PDA kurulalı beri Sayın Elmacıoğlu'nun esprili üslubuyla verdiği bilimsel tavsiyelerin ne kadar yerinde olduğunu deneyerek gördük, bilirsiniz... Malum toplantıda Selim Güleç'in yolladıklarıyla beraber iletilmek üzere başta "-özellikle İstanbul'dakiler olarak- tohumlarımızı ne zaman çimlendirmeye başlayalım?" diye tavsiyelerini istemiştim. Yanıtı bugün geldi. (Gerçi o da "organik gübre" olarak "koyun ve sığır" demiş. "Sığır gübresi" konusunda toplantıda hayli tartışma çıktıydı!) Teşekkür ediyor, hemen paylaşıyoruz:

* * * * * * * * * * * *
Biraz gecikmiş olmakla birlikte, gruba sizin iletebileceğinizi umarak tavsiyeler aşağıda.

Güneş’e "ne kadar çok, o kadar lezzetli" mantığı ile yaklaşmak iyi olur. Temiz toprağa, ilk çiçekler meyveye döndükten hemen sonra vermek üzere biraz da organik (Koyun/sığır) gübre bulursak harika olur.

Çimlendirme zamanı öncelikle yaşanan yerin iklim koşullarına bağlı. Yani fide esas yerine ne zaman alınacaksa (Geç bahar donu afetine uğramamak için) bundan 4-6 hafta önce ekim yapmak gerek. Mevsimsel en düşük sıcaklıklar için http://www.meteor.gov.tr/2006/tahmin/tahmin-iller.aspx den kendi ilimizi seçip altta aylara göre en düşük sıcaklıklara bakarak fikir edinebiliriz.

(Gökhan Bey İstanbul için tablo da yollamış ama bu sayfada düzgün gözükmeyeceği için koyamıyorum buraya, yukarıda tıklayarak bakabilirsiniz. A.T.)
Burada kişisel imkanlar devreye girer. Küçük bir sera sahibi olanlar daha erken başlayabilirler. İlk çimlendirmede (basit bir tava yoğurdu kabında olur) oturma odamızı ya da biraz daha serin bir yeri kullanabiliriz. 10-15 derece ortalama fazlası ile yeterli olur. Sıcak çok fazla değilse 3-4 haftada çimlenme başlayıp ilk iki yaprak yere paralel olur ilk şaşırtma yapılır, burada kap derinliği hiç olmazsa 10 santimetre civarı olmalıdır.
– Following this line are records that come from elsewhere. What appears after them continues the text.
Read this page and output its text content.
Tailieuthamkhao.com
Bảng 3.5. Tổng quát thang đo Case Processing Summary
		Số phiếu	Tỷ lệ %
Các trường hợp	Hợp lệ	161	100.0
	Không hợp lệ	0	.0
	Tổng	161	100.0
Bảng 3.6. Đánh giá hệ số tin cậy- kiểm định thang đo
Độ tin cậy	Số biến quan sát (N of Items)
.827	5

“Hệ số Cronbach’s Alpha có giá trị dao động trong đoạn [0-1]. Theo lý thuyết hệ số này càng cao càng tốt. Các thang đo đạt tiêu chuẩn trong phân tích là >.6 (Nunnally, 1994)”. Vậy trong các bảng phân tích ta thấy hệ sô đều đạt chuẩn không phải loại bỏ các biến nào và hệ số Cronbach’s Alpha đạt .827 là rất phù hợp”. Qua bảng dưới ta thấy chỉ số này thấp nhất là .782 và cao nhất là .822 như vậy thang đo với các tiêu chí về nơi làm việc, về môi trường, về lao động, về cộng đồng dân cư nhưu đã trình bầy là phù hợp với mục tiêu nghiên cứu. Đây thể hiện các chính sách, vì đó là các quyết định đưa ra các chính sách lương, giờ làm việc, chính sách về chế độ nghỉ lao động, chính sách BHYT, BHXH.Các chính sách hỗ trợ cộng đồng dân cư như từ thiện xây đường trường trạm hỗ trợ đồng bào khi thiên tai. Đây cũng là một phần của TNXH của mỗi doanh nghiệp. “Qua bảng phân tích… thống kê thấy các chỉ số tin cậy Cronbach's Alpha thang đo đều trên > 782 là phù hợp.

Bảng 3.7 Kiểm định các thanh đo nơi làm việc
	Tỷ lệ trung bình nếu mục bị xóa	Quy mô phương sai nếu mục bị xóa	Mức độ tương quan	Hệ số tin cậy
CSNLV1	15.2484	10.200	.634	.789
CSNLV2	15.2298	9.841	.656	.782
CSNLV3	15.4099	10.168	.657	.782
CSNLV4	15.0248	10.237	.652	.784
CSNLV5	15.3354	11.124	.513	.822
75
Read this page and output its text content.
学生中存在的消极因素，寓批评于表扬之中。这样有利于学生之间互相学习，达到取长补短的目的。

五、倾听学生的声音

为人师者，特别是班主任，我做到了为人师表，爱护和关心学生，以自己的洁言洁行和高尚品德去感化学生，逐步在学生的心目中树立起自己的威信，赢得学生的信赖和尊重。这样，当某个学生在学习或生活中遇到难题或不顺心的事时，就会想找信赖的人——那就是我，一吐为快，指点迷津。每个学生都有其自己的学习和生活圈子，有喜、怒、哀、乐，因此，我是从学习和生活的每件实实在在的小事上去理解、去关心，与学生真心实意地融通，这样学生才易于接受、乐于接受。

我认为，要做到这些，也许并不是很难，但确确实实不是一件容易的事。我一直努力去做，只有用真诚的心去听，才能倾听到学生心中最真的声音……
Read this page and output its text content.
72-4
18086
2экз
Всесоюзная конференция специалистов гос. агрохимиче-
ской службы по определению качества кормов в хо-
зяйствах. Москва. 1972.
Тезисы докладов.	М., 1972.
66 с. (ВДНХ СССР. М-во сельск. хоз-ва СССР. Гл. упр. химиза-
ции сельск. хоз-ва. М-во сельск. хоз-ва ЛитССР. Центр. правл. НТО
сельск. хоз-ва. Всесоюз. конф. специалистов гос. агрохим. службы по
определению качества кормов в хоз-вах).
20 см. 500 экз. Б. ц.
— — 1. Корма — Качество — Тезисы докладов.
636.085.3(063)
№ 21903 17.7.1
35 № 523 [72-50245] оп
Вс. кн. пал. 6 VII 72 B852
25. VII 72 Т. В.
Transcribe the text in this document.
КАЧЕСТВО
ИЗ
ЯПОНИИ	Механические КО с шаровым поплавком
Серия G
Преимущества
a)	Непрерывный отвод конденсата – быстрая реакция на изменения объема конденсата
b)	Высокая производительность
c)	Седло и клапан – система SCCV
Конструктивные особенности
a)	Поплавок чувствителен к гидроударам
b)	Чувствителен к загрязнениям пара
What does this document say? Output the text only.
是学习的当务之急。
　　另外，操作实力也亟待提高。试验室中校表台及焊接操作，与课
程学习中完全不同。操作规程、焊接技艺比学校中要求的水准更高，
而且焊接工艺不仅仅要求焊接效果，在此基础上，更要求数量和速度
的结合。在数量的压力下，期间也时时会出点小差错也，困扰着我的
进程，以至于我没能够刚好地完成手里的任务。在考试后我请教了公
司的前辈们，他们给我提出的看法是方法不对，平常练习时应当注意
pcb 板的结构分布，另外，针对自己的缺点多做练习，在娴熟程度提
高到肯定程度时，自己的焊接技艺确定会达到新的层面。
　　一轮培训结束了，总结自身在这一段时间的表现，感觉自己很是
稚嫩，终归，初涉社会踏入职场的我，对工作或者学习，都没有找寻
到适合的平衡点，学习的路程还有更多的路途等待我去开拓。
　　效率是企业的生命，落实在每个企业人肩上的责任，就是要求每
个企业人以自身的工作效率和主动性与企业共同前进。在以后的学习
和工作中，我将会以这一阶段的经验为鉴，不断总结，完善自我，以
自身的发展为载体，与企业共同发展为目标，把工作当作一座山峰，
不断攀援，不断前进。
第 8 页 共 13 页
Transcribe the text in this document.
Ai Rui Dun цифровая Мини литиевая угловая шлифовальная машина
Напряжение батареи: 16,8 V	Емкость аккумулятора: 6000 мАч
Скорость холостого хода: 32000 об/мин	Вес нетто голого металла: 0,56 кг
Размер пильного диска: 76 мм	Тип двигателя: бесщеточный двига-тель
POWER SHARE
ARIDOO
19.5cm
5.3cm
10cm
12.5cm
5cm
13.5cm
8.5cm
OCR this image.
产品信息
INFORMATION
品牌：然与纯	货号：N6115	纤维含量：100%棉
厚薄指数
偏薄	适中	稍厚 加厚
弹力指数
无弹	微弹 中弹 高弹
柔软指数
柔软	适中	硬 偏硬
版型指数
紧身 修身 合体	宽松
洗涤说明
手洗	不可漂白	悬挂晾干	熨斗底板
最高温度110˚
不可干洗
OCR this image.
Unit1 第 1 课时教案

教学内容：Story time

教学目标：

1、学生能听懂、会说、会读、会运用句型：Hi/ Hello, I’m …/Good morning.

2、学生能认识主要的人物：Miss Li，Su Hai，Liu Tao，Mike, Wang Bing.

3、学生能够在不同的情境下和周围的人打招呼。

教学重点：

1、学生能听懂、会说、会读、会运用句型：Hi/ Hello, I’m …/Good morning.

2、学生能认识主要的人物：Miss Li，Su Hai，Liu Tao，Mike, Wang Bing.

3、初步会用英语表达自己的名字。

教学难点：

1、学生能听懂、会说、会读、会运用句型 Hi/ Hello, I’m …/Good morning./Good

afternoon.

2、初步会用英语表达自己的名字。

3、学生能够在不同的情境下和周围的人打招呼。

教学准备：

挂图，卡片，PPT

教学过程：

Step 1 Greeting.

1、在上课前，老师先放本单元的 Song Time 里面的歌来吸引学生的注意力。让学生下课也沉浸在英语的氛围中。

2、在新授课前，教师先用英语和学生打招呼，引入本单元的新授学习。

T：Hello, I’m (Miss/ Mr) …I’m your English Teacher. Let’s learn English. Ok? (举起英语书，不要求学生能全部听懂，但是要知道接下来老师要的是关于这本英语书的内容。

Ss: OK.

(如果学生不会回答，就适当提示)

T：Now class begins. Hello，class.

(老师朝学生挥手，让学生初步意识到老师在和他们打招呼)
Sıcaklık ve besleme çok iyi olursa fideler hızlı gelişir ve dışarıda buz gibi hava varken elinizde dikime gelmiş fideleriniz olur ki özel bir yeriniz yoksa bunun anlamı başınız belada demektir.

Sapıtan iklimi de dikkate alarak benim önerim elimizdeki tohum stoğunu 3 parçaya bölmek ve bunu Mayıs ortasında ilk grubu toprağa alacak şekilde Mart 15-20 den itibaren 2 hafta ara ile çimlendirmeye başlamaktır ( bu yazdıklarım biraz Ankara iklim hesabı. Tablodan da görüleceği üzere İstanbul için bunu rahatlıkla iki hafta geriye alabilirisiniz). Böylece iklimsel kazalara karşı küçük bir sigortanız olur.

Unutulmaması gereken en önemli şey domatesi bulmanın en kolay yolu en yakındaki markettir. Ama bu yiyebileceğiniz en kötü domatestir. Buna razı olmayın ve başarısızlıklardan yılmayın. Fidelerinizin hepsi ölebilir, nedenini çözecek gözlemi yaptıysanız bu en büyük kazanımınızdır. Genel bitki pratiğiniz arttıkça başarı düzeyi artar. Hepimiz amatörüz ve doğa ana bazen her imkana sahip profesyonellere karşı bile çok acımasız olabilir.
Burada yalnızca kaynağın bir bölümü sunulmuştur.